Living in a small country town – dreading school, resisting isolation and feeling lost, to say the least. 

 

One source of relief was the quarterly arrival of the DnA fanclub packet. Twenty years ago, it took a lifetime for mail to make it’s way to small towns down under, so I was usually the last to learn the latest e news. 

 

I was heartbroken when the “final” packet arrived, announcing the closure of the club and insinuating Eurythmics were no longer. I was confused as I hadn’t heard any official word of what had happened. 

 

A brief mention in the final fanclub newsletter of a solo adventure for Annie felt like a brush off. Perhaps a way of dampening the blow, and I didn’t really believe it would happen. 

 

Yet, soon after this, a classmate at school told me they “thought” they saw a new Annie Lennox video on television. I couldn’t fathom that they could be so uncertain about such an idea, and I spent the following days scouring the very few channels we had, clutching to the hopes that my school friend had, in fact, seen our Annie. 

 

Almost a week had passed, and I’d found nothing. I began zipping between static radio stations frantically – listening intently and wondering whether the next track could be Annie herself. Or the next, or the next. But her unmistakeable voice was nowhere to be heard. 

 

I began doubting my classmate’s claims, and gave up searching. 

 

And then it happened.
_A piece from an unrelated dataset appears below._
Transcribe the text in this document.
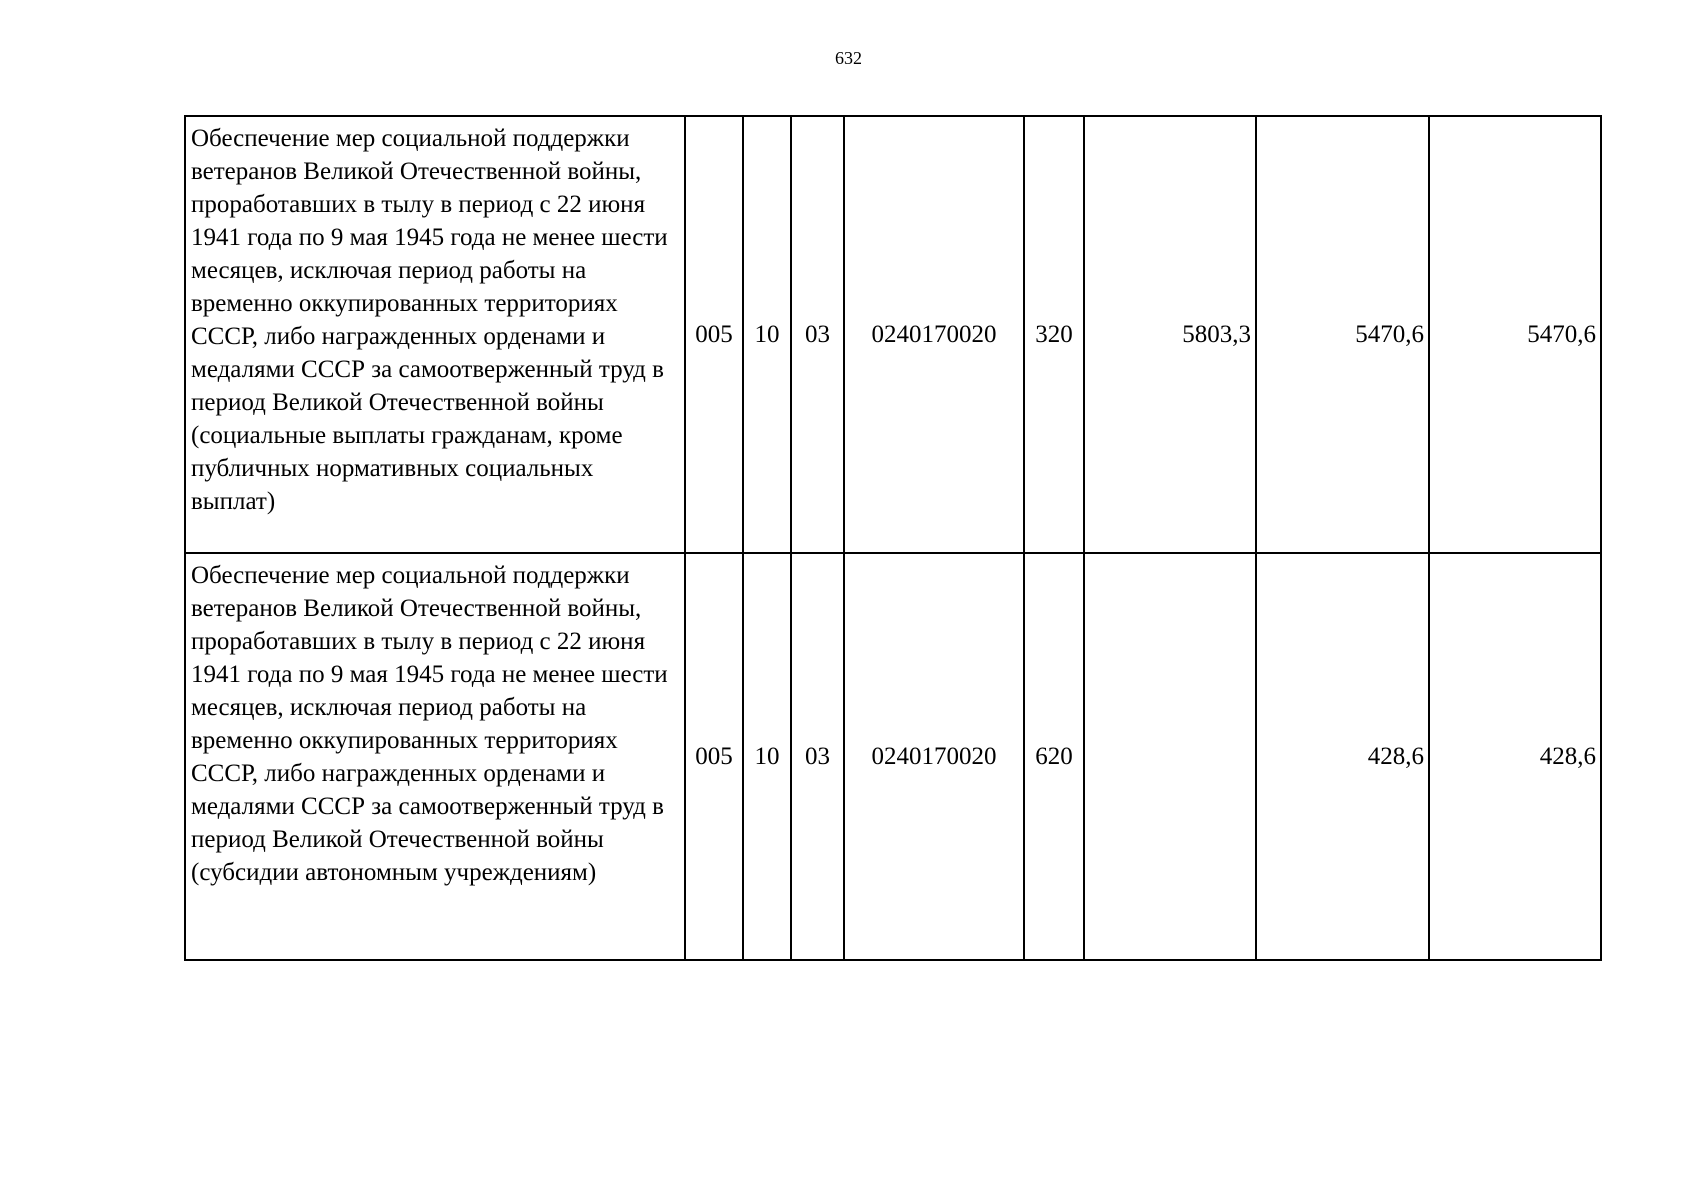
632
Обеспечение мер социальной поддержки ветеранов Великой Отечественной войны, проработавших в тылу в период с 22 июня 1941 года по 9 мая 1945 года не менее шести месяцев, исключая период работы на временно оккупированных территориях СССР, либо награжденных орденами и медалями СССР за самоотверженный труд в период Великой Отечественной войны (социальные выплаты гражданам, кроме публичных нормативных социальных выплат)	005	10	03	0240170020	320	5803,3	5470,6	5470,6
Обеспечение мер социальной поддержки ветеранов Великой Отечественной войны, проработавших в тылу в период с 22 июня 1941 года по 9 мая 1945 года не менее шести месяцев, исключая период работы на временно оккупированных территориях СССР, либо награжденных орденами и медалями СССР за самоотверженный труд в период Великой Отечественной войны (субсидии автономным учреждениям)	005	10	03	0240170020	620		428,6	428,6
My brother came home from the mall and broke the news to me. 

 

“There’s a new Annie Lennox album in the music shop”. I didn’t say anything. I just looked at my mother with desperation and she knew. Knowing my painstaking adoration for the lady in question, my Mum kindly drove me to the mall, giving me extra money to purchase my very own CD copy of Diva. 

 

I read all the lyrics on the way home in the car, bursting with anticipation at how they might sound in Annie’s voice. I listened over and over and over to the point where my entire family became as addicted as I. 

 

When I discovered there was an accompanying video album, it was as if my every wish was being granted. 

 

Diva, for me, became my ultimate desert island disc. The one masterpiece I could never live without, and the direct inspiration to sing and perform in my own capacity. It contributed to so many facets of my life, and I can’t imagine music without it. Not then, and not now, twenty years on.